You can point to the hosts file in ~/.ansible.cfg

    hostfile = ~/.ansible/hosts
Or, if you run more than one project with multiple servers each, ansible will also read an ansible.config file in the current directory. You can have a separate hosts list, options, and playbooks for each set of servers. Then just cd ~/projects/whatever and ansible will work accordingly.

You can put any given set of playbooks and configs into git and share with your team so that everyone is using ansible the same way. And that repo won't even carry any auth info.

For a more low-tech solution, I've found cssh / csshX ("Cluster SSH") quite the timesaver. It pops up a bunch of xterms/Terminal.app windows and lets you type in one window while sending the keystrokes to all of the ssh sessions simultaneously.
The problem with cluster SSH is it's not declarative, so if one server already has a package, and another does not, your servers will not behave the same if typing into all of them.

This is why Ansible modules (and most other config tools) instead describe the desired end state, and perform the commands needed to get you to those states.

Basically all config tools arose out of a need for solutions to replace parallel scripting with something more robust that accounted for potential variance between systems, and also to make things more push-button.

I can see that for some kinds of admin tasks, but why package management?
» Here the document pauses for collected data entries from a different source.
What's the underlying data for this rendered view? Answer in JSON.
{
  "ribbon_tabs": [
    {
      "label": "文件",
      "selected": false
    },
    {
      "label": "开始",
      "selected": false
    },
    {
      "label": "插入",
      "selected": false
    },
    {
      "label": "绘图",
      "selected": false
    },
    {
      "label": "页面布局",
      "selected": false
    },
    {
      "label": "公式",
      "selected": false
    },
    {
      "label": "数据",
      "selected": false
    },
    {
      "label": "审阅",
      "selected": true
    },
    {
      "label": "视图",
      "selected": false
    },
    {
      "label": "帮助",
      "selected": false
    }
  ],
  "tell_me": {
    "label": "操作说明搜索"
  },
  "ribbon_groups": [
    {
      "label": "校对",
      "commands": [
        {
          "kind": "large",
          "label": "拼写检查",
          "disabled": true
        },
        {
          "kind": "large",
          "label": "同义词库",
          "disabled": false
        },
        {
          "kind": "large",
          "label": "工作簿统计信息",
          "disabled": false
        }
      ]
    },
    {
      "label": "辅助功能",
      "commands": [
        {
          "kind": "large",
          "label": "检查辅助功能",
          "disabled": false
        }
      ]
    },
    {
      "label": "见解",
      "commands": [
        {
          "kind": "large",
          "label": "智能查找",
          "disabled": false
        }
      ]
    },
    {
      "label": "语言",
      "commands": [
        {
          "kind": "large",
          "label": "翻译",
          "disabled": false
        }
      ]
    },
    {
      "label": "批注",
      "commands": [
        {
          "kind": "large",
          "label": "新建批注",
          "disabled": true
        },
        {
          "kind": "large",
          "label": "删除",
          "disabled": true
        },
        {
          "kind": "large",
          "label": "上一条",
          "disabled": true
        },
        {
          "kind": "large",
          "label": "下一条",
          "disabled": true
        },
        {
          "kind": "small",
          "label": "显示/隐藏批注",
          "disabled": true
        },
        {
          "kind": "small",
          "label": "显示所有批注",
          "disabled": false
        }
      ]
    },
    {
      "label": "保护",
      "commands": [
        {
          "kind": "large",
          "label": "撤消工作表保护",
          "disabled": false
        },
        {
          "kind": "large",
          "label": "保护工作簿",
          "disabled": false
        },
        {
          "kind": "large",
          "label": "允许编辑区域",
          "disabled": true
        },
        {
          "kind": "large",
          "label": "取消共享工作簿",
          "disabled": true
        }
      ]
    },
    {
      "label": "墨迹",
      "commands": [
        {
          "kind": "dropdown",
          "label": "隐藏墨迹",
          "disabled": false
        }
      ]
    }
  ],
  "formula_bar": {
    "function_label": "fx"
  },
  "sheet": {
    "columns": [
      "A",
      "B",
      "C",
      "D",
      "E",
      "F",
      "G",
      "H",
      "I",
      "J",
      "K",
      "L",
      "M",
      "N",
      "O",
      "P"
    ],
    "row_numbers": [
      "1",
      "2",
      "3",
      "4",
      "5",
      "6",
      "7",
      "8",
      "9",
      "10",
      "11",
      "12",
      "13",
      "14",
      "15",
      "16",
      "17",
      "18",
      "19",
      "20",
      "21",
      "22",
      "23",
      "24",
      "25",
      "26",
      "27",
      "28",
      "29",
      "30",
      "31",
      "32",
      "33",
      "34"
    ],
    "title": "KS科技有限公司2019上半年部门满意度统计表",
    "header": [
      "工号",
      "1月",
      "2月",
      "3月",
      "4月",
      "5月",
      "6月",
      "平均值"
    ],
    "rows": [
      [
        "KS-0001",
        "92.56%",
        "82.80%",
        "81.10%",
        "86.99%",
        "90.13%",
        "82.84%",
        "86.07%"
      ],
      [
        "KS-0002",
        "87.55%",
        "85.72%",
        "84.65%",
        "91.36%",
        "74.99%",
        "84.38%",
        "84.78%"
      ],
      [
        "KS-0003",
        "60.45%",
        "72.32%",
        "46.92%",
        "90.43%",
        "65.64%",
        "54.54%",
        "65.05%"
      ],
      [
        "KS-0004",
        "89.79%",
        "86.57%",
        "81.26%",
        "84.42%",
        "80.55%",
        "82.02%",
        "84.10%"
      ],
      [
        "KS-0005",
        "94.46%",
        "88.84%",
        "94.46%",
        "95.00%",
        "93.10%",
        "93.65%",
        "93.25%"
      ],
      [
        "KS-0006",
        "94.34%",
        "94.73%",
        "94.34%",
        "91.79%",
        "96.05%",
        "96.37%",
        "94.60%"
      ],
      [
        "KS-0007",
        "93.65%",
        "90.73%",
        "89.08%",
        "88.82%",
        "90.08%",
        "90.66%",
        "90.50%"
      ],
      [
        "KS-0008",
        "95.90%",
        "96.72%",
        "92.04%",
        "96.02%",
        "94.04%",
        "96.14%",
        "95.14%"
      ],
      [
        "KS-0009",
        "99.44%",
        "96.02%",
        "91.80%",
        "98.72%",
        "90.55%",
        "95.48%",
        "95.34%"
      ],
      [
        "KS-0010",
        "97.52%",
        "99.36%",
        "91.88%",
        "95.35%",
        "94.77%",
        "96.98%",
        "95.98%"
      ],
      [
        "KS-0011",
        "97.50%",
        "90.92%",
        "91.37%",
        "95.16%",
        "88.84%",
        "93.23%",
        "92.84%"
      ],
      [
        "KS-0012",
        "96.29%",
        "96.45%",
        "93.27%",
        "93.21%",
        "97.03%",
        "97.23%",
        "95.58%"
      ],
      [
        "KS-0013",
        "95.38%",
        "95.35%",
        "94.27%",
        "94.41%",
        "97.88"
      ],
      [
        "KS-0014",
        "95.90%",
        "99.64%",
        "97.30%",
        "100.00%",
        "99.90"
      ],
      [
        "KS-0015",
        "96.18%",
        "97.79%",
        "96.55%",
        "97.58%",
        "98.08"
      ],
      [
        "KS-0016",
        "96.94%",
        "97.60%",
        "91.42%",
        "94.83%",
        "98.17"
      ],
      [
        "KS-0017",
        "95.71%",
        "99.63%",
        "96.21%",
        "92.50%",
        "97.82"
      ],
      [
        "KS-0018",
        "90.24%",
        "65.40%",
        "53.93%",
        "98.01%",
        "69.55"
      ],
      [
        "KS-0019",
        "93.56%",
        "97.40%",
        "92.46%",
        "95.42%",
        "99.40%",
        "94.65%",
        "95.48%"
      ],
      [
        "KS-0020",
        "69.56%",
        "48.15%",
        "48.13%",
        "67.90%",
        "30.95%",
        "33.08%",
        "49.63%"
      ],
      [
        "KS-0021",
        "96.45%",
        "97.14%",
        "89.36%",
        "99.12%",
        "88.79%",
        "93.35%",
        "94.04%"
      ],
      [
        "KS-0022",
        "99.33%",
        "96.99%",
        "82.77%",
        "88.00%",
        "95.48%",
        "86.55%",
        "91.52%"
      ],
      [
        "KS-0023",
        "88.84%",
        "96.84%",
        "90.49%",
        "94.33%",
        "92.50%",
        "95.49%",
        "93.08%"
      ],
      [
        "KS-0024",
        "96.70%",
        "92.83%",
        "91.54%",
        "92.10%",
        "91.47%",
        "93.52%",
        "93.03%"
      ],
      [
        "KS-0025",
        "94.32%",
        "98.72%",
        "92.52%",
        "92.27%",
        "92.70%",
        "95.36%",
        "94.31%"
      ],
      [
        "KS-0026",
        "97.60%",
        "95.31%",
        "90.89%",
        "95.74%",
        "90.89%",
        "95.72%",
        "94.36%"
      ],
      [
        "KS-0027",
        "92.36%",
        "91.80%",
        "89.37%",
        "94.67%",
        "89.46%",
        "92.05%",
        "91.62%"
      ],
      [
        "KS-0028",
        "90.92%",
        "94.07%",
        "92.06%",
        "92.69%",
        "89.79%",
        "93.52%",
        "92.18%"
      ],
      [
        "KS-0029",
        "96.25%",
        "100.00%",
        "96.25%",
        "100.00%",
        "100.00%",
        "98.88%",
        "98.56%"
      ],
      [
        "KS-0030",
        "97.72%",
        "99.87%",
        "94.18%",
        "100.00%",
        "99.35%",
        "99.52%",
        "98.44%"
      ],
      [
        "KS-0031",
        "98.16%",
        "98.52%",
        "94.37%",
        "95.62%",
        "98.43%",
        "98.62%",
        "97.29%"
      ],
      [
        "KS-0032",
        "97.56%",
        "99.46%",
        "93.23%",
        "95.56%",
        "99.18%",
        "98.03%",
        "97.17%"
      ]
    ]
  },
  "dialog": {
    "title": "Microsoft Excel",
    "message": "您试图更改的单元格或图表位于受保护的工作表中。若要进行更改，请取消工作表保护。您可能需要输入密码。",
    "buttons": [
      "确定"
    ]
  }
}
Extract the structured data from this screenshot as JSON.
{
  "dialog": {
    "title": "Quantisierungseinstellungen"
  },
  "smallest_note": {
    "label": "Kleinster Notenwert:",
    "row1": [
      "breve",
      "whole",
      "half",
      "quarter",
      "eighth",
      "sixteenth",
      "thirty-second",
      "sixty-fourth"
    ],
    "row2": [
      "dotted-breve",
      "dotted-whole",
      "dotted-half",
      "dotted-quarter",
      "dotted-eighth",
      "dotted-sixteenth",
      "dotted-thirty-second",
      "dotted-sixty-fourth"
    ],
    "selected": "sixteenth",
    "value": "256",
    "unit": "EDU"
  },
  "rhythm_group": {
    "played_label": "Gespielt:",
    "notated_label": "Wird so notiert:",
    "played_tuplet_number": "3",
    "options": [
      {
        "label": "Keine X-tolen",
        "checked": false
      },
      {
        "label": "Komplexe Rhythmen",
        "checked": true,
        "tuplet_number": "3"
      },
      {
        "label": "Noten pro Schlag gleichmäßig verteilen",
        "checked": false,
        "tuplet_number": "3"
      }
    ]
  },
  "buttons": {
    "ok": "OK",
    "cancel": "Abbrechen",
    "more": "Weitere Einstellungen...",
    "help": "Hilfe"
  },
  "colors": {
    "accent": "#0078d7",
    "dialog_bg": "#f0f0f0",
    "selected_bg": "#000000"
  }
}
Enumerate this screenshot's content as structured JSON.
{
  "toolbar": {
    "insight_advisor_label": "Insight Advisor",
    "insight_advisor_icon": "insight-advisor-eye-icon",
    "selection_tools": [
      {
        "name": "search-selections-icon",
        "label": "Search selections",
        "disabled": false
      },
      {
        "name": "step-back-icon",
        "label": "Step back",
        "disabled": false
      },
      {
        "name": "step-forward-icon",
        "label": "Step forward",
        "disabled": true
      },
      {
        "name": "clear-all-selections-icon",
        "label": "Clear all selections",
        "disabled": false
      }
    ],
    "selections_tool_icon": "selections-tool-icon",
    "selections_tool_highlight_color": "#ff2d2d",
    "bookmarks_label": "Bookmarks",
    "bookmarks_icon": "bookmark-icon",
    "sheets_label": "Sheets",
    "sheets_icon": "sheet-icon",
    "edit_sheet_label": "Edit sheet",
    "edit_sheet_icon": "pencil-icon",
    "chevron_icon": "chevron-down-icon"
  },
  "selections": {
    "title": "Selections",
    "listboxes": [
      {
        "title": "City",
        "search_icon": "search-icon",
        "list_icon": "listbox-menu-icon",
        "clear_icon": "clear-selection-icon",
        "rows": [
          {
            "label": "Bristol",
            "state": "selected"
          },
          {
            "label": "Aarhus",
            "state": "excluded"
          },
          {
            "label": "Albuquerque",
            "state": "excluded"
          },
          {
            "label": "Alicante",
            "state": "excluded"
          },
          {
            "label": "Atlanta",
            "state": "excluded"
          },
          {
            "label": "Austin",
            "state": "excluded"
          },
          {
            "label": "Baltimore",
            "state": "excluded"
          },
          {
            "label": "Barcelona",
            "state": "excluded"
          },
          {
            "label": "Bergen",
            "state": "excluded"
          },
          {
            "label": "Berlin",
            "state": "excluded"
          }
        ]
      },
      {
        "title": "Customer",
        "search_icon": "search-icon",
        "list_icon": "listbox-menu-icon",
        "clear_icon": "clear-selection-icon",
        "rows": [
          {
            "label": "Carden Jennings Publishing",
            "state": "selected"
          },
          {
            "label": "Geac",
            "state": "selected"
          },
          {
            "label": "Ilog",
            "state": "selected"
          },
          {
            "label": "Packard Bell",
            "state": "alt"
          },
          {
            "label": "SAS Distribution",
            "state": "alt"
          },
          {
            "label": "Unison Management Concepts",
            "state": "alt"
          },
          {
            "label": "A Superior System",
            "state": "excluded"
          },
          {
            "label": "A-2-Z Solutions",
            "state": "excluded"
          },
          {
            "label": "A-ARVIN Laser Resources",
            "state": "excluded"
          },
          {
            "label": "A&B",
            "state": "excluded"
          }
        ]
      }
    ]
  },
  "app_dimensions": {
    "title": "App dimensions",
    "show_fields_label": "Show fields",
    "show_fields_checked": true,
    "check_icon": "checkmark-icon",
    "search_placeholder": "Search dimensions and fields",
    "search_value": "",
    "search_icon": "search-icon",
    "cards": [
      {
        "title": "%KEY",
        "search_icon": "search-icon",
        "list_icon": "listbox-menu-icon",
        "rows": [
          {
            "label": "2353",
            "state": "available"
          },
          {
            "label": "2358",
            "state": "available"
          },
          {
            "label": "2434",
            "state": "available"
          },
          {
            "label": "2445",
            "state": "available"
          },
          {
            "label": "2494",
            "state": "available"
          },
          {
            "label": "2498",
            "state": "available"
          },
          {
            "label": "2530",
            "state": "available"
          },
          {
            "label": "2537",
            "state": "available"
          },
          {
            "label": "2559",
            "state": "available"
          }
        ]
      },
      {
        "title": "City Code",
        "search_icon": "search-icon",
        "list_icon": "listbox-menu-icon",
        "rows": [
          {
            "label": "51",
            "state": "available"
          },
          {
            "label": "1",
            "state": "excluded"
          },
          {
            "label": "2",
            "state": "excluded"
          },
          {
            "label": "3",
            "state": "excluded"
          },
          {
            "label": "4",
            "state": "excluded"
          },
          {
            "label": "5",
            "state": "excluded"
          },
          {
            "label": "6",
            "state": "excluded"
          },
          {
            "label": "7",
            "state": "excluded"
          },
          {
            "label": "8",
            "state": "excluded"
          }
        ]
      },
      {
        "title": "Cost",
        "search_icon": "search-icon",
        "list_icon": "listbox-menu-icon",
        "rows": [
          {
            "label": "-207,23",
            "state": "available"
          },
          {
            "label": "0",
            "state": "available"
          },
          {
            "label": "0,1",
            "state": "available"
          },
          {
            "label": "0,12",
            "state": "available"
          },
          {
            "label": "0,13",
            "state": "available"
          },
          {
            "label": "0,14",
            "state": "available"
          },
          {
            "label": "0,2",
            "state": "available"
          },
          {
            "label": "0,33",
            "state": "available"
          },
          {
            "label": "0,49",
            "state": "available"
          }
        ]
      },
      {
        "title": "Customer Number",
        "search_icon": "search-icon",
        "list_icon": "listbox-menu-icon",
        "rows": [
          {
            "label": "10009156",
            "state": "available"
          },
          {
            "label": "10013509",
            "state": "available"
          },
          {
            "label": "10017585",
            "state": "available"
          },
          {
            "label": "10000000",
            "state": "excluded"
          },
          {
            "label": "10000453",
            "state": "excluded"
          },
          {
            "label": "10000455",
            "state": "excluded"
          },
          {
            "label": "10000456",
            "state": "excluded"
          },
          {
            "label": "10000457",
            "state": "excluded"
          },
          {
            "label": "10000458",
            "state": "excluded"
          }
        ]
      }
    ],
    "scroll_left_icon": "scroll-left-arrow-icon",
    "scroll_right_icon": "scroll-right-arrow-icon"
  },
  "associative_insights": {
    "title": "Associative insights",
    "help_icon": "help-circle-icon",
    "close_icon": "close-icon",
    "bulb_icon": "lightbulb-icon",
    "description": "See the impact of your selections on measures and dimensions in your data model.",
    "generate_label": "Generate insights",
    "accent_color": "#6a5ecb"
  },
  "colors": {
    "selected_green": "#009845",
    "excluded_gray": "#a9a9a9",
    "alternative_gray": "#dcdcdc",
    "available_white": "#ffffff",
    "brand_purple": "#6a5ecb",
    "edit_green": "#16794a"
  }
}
At least on Debian, the package manager is already declarative: There's an install/upgrade planner that figures out how to get from the current system state to the final desired state, given constraints such as packages' declared Requires/Conflicts/etc. lines. If the system is already at that state, it does nothing.
How often is setting up a package just running apt-get? There is an overwhelming majority of times where you have to change something in the config file somewhere. Ansible can do anything you want to provision your boxes.
Indeed, cssh is great for getting a quick visual on a few servers, but you're pretty much limited to what will fit on your screen. Ansible really shines when you scale it up a bit further, and it grows well, allowing you to add bits and pieces as needed.

The hosts/inventory in ansible as a source of truth for your infrastructure is also a nice feature. You could use a selection from your ansible inventory to open a cssh with 'top' running on all your webservers, for example.